Satyajit Sinha, senior principal analyst at IoT Analytics, set out that view in a statement accompanying the research.

"MWC 2026 showed that connectivity is no longer treated as a standalone access layer. A key theme was the convergence of connectivity and compute at the network infrastructure layer. AI-RAN was the clearest example. Edge AI showed the same pattern at the device layer, with inference moving into connected devices to reduce data traffic, latency, and power use."

"Satellite NTN, SGP.32 eSIM, and security pointed to a second theme: connectivity control is changing. The integration of satellite NTN into the cellular ecosystem was a key signal. SGP.32 is moving eSIM value from provisioning to orchestration and resilience, although fleet-wide switching remains constrained. Security is becoming part of the connectivity lifecycle, with eSIM, managed connectivity, and post-quantum readiness moving closer to device and network architecture," said Sinha.

6G and Wi-Fi 8

The analysis also found that suppliers are reframing discussion around 6G and Wi-Fi 8. Rather than presenting them as isolated future standards, vendors are placing them within AI-native connectivity roadmaps, suggesting that the next stage of network development will be linked more closely to software and compute architecture.

That approach reflects a wider industry effort to define next-generation networks in practical commercial terms, even as some standards remain at an early stage. For network suppliers, AI has become a reference point for explaining both long-term infrastructure plans and shorter-term product decisions.

Satellite expansion

Another notable theme was the closer integration of satellite and non-terrestrial network technologies into cellular and IoT connectivity workflows. Rather than treating satellite as a niche service, mobile operators are increasingly examining how it fits into mainstream coverage and device management models.

This matters particularly for industrial and remote deployments where terrestrial coverage can be inconsistent.
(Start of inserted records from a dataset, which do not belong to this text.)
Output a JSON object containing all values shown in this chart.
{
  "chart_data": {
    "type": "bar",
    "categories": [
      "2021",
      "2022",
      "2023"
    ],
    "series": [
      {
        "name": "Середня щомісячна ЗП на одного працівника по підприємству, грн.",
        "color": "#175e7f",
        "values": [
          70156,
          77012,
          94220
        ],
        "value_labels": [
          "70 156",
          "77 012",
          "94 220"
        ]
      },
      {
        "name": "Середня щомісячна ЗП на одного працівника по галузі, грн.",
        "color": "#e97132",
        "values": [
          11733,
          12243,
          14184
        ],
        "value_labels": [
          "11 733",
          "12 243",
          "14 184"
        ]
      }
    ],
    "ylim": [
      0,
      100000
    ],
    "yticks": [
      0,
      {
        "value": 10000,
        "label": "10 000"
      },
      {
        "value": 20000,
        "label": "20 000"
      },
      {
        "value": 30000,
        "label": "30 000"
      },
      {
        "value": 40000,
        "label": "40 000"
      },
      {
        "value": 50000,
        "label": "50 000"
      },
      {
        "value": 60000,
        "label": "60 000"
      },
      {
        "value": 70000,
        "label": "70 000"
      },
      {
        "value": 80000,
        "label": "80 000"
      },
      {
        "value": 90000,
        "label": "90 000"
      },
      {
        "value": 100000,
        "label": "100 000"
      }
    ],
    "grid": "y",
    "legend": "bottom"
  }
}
The analysis suggests the industry is moving towards a more blended view of connectivity, with terrestrial and non-terrestrial options managed together rather than as separate systems.

Cellular IoT split

IoT Analytics said module vendors are increasingly dividing the cellular IoT market into two tracks. One is Cat 1 bis, treated as the current volume segment. The other centres on RedCap and eRedCap as the next migration path.

That split suggests suppliers are trying to match different device classes and deployment economics more precisely. In practice, the market is no longer being framed around a single broad upgrade cycle, but around distinct stages tied to cost, power use and network needs.

eSIM and control

The report also highlighted the commercialisation of SGP.32, the latest eSIM standard for IoT device management. According to the analysis, the commercial focus is shifting away from basic provisioning and towards orchestration, resilience and broader control of connected fleets.

Even so, fleet-wide switching remains constrained, indicating that operational complexity still limits how far businesses can push remote SIM management across large deployments. That leaves room for software and service providers that can simplify orchestration across fragmented connectivity environments.

Security shift

Security was the seventh major trend identified in the analysis. Vendors are moving IoT security towards post-quantum readiness and secure silicon, signalling a stronger link between device hardware, network architecture and lifecycle management.

The report suggests that security is no longer being positioned solely as an overlay or compliance requirement. Instead, it is being designed more directly into modules, connectivity management and device identity frameworks as operators and vendors prepare for longer-term cryptographic risks.

Across the seven themes, the common thread is a telecom sector broadening its definition of connectivity. Network access remains central, but more of the commercial and technical value is shifting towards compute integration, orchestration software, device intelligence and embedded security.

The review covered key highlights from across the telecom industry and assessed presentations and announcements from more than 60 companies.